Kim made these remarks while overseeing what Chosun Ilbo described as a “bizarre ceremony” in which his party bestowed its blessings upon “super-large multiple rocket launchers capable of carrying nuclear weapons,” as Kim described them.
Chosun Ilbo said the launchers were indeed large, and could be capable of hitting “any target in South Korea.”
Kim ordered the development of a new intercontinental ballistic missile (ICBM) whose “main mission” would be “a quick nuclear counter-strike,” implicitly against the United States, and he vowed to launch North Korea’s first military satellite “at the earliest date possible.”
Sunday’s bulletin from North Korea’s state KCNA news agency also included the disturbing news that the highest-ranking military official in the Communist regime, Central Military Commission vice chairman Pak Jong-chon, was sacked without warning or explanation. The chairman of the all-powerful Central Military Commission is Kim Jong-un himself.
Reuters noted that Pak might not be dead, but he is being very quickly erased:
No reason for the change was given. Pyongyang regularly revamps its leadership and the year-end party gathering has often been used to announce personnel reshuffles and major policy decisions.
State television showed Pak sitting in the front row of the podium with his head down during the meeting while other members raised their hands to vote on personnel issues. His seat was later shown unoccupied.
He was also absent in photos released on Monday by the official KCNA news agency of Kim’s New Year’s Day visit to the Kumsusan Palace of the Sun which houses the bodies of his grandfather and father, unlike in October when Pak accompanied Kim on a trip to the palace to mark a party anniversary.
Pak was a onetime rising star who went from artillery commander to four-star general and Politburo member in just five years, then suffered a modest setback in 2021 when Kim harangued and demoted many of his top officials for handling the Wuhan coronavirus pandemic poorly. His sudden dismissal is interesting because Kim has lately been congratulating his military on doing a stellar job of developing new weapons to meet his demands.
Seoul-based analyst Oh Gyong-sup of the Korea Institute for National Unification told Reuters that Pak might have been embarrassed and kicked out during last week’s alarming saga of North Korean drones flying into South Korean airspace with seeming impunity.
South Korea responded by sending three of their drones into North Korea without provoking a response, which turned a moment of triumph for Pyongyang into an embarrassment, so Oh thought Pak might have taken the fall.

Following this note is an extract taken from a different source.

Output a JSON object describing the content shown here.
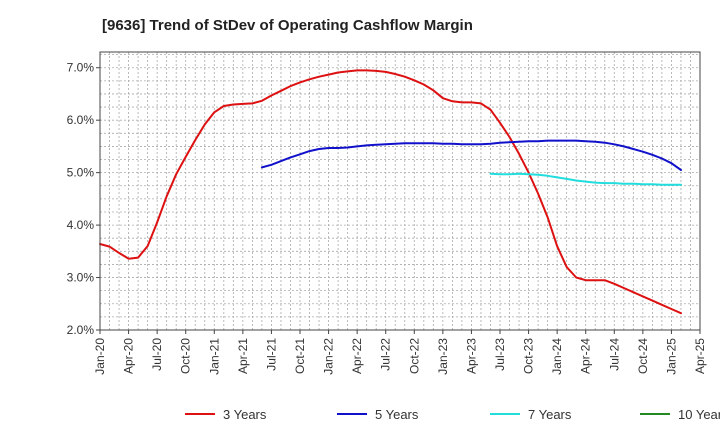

Pak was replaced by Ri Yong-gil, also a general and a high-ranking member of the Central Military Commission. Ri is noted for his willingness to implement extremely belligerent orders from Kim. He survived a bit of political turbulence in 2016 when he missed a few high-profile meetings, and South Korean intelligence thought he might have been executed for corruption. Kim was on a rampage of brutal purges at the time, but in the end Ri evidently survived, and was even awarded some new titles.